Expression of mitochondrial BKα in vitro and in vivo. A, splice sequences shown in relation to the different regions of a BK-DEC variant cloned from mouse cochlea and used in CHO expression studies. B, live CHO cells transfected with pcDNA3.1 containing Cerulean in fusion with the C terminus of the BK-DEC variant and treated with MitoTracker (red) to identify mitochondria. Cerulean was pseudo-colored (dark green) to visualize overlap with red as yellow. Dark green immunostaining of BKα alone is observed at the plasmalemma. C, immunoprecipitation of BKα, using a pure mitochondrial preparation from mouse cochlea (left lane) and brain (right lane), shows bands at the expected weight of BK. D, tangential section of an outer hair cell, as outlined in white, showing the supranuclear region where BKα (red) is colocalized (yellow) in mitochondria with VDAC channels (green). The nucleus (oval) is partially stained with blue DAPI.

Fig. 8.

Putative BK-BKAP interactions derived from the BK interactome in mouse cochlea. A, 1), putative primary BKAPs at the membrane include calmodulin, GSTμ, 14-3-3, ApoA1, γ-actin, Lin7c, annexin V, cofilin. BK channels are known to have a functional link to RyR (30) and, thus, possibly to intracellular stores. This link may occur via CaM or GSTμ. Another putative link is through annexin, which is known to regulate intracellular Ca²⁺ stores (–35) and also binds to ApoA1 (39). ApoA1 alters the functional characteristics of BK. A, 2) Lin7, a primary BKAP, potentially interacts with BK as part of the Lin7·β-catenin complex. A BK link to Ca²⁺ channels in presynaptic sites may occur via the Lin7·Lin2 complex because Lin2 is known to interact with Ca²⁺ channels (46). A, 3) The cytoskeletal protein γ-actin and cofilin, a protein involved in disassembly of actin, are BKAPs that may link BK to the cytoskeleton. Thus, the link between BK and γ-actin may be disrupted in DFNA20/26, a mutation of γ-actin that causes deafness in humans.
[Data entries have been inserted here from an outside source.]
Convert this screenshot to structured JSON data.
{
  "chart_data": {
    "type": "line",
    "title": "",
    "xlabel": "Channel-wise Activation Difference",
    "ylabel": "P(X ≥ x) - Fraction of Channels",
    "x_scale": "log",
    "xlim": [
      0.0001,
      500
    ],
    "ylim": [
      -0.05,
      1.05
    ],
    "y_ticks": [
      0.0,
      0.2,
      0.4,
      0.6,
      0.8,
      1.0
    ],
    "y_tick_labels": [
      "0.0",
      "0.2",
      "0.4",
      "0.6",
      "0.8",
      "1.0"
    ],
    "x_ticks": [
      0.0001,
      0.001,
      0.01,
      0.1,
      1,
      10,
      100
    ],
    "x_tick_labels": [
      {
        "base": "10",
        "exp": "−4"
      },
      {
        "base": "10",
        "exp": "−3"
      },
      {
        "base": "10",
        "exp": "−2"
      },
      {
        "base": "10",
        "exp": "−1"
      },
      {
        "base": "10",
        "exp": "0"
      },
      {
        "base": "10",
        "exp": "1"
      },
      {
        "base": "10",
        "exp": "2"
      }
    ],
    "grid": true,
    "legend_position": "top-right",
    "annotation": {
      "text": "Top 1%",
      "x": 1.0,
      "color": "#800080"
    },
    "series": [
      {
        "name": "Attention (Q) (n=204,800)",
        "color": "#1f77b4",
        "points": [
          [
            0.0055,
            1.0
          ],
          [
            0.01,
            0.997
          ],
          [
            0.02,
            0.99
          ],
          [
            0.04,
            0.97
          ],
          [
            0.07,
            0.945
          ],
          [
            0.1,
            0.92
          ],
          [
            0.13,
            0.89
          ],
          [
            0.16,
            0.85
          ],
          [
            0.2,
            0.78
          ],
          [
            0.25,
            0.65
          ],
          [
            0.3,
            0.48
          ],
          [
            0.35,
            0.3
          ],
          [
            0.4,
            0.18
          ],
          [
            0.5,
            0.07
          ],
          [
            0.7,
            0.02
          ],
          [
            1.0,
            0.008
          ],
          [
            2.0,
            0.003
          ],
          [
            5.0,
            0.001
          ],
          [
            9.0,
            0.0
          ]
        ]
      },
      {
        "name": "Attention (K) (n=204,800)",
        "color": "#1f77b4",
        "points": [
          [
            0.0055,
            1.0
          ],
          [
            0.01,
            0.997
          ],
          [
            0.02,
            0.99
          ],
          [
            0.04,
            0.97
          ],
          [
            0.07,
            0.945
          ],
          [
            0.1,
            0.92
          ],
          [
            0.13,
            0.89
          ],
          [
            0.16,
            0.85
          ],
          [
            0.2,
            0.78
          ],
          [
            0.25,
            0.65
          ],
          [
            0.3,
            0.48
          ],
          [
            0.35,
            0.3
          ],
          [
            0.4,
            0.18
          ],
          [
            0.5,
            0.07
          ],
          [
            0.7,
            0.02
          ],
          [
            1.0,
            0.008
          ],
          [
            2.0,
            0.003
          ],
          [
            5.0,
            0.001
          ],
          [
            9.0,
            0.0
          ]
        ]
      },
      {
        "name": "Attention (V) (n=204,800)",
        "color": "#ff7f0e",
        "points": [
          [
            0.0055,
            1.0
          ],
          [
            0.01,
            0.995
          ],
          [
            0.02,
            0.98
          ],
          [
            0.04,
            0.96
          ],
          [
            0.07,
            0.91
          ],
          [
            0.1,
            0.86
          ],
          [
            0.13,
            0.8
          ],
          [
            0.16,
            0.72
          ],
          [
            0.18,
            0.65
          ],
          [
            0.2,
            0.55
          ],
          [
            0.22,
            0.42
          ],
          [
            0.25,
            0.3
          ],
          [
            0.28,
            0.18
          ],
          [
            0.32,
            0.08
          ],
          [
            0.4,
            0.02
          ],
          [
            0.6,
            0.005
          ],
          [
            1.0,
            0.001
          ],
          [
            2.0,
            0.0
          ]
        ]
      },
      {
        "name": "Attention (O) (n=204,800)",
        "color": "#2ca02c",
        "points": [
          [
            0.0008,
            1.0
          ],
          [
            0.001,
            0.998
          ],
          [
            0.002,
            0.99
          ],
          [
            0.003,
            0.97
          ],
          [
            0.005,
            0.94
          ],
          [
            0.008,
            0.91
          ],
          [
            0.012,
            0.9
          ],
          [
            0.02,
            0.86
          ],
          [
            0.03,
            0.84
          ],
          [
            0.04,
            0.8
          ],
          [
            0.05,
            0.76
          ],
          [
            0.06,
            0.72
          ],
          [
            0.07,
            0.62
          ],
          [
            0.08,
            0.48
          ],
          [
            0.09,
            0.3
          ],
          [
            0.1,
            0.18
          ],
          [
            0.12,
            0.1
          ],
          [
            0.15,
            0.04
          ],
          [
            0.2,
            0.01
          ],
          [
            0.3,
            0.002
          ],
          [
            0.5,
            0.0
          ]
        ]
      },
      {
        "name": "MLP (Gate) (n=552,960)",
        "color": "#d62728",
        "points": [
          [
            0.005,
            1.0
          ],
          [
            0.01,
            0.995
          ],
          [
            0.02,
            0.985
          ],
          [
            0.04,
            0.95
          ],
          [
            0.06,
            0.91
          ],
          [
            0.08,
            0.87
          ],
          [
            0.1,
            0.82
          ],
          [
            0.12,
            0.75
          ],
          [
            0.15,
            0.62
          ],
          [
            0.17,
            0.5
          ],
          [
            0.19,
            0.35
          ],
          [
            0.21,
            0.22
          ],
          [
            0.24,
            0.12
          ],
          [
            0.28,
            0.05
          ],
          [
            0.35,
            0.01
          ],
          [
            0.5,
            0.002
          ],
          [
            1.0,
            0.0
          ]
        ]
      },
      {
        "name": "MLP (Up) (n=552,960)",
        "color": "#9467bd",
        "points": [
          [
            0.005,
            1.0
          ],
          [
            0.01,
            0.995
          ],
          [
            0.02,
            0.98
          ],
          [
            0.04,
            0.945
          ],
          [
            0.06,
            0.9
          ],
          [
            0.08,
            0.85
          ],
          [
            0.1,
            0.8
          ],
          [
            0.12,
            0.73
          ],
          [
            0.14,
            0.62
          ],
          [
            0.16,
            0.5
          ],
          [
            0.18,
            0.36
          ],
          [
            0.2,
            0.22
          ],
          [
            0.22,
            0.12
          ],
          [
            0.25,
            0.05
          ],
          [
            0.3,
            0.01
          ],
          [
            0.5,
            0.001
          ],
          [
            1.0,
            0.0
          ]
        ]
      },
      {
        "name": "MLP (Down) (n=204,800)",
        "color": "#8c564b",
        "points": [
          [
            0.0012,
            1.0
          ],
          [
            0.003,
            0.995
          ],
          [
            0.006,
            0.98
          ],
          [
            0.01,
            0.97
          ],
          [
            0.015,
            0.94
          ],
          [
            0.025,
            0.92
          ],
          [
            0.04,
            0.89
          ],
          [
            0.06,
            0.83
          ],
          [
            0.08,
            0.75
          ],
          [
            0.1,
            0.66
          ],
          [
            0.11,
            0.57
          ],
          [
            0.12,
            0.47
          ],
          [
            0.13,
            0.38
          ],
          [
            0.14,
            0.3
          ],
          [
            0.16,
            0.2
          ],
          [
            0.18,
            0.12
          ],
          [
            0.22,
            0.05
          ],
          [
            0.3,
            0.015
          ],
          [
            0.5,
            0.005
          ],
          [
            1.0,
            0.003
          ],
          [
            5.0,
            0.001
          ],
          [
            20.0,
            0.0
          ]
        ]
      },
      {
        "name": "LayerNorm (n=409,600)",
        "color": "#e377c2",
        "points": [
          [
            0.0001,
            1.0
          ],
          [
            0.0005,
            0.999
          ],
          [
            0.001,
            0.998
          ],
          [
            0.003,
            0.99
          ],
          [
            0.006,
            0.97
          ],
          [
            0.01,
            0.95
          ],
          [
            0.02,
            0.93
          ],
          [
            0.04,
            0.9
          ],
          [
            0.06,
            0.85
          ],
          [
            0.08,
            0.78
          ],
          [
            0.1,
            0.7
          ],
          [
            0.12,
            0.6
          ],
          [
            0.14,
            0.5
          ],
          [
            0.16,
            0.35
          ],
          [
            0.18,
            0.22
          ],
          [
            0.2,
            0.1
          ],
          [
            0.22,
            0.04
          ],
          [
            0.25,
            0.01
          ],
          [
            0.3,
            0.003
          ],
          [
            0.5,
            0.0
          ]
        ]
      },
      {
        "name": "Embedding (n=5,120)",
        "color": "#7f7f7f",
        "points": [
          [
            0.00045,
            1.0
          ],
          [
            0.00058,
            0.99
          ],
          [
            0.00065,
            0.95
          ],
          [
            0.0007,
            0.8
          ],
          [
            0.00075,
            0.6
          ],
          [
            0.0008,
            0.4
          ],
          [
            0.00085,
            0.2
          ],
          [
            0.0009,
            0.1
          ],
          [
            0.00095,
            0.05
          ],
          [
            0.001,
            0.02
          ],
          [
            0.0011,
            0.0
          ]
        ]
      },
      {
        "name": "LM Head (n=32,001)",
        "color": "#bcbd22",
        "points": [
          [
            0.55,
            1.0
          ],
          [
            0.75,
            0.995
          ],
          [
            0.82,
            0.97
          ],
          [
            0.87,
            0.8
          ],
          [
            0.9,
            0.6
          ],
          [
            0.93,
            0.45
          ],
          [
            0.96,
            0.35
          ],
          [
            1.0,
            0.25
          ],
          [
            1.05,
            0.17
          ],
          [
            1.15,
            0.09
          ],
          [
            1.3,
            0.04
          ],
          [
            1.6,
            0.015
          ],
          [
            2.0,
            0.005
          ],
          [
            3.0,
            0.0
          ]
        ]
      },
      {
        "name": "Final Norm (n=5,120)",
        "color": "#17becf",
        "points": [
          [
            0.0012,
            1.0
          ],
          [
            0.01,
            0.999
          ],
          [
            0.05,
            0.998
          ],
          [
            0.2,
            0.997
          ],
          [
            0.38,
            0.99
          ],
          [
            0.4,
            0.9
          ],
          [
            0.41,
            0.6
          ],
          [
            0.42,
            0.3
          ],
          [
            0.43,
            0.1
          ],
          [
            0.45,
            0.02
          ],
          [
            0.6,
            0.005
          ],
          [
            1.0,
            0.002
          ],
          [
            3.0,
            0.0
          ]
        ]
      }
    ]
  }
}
Protein 40 kDa and calreticulin are part of this matrix as determined from the interactome. A, 4) BKAPs associated with BK_mito may play a role in regulating intracellular Ca²⁺ in mitochondria, thus influencing apoptosis and phosphorylation. This premise is based on the interaction with cytochrome C, ATP synthase, and GAPDH, which regulate mitochondrial Ca²⁺. BKα interactions with antioxidants such as SOD, GSTμ, and glutathione peroxidase (GluPOD) may be involved in mediating hair cell apoptosis initiated by the activation of ROS that can cause NIHL. The BKAP, cytochrome C, is shown in relation to BAD and Caspase-9, which are part of the hair cell apoptosis pathway (60). In addition, our data suggest HSP60 as a part of this pathway because it regulates BK expression inversely. A, 5) While the ER is another source for Ca²⁺, here BKAPs such as GRP78 and calreticulin regulate the folding and assembly of BK. B, NMDAR is a binary partner of BK, forming a major hub in the BK interactome. There is a functional relationship to BK as NMDARs are known to provide an extracellular source for Ca²⁺ that activates BK. BKAPs common to both BKα and NMDAR include the structural and signaling proteins, neurofilament, and 14-3-3, respectively, and the Ca²⁺-binding proteins, calbindin, and calmodulin.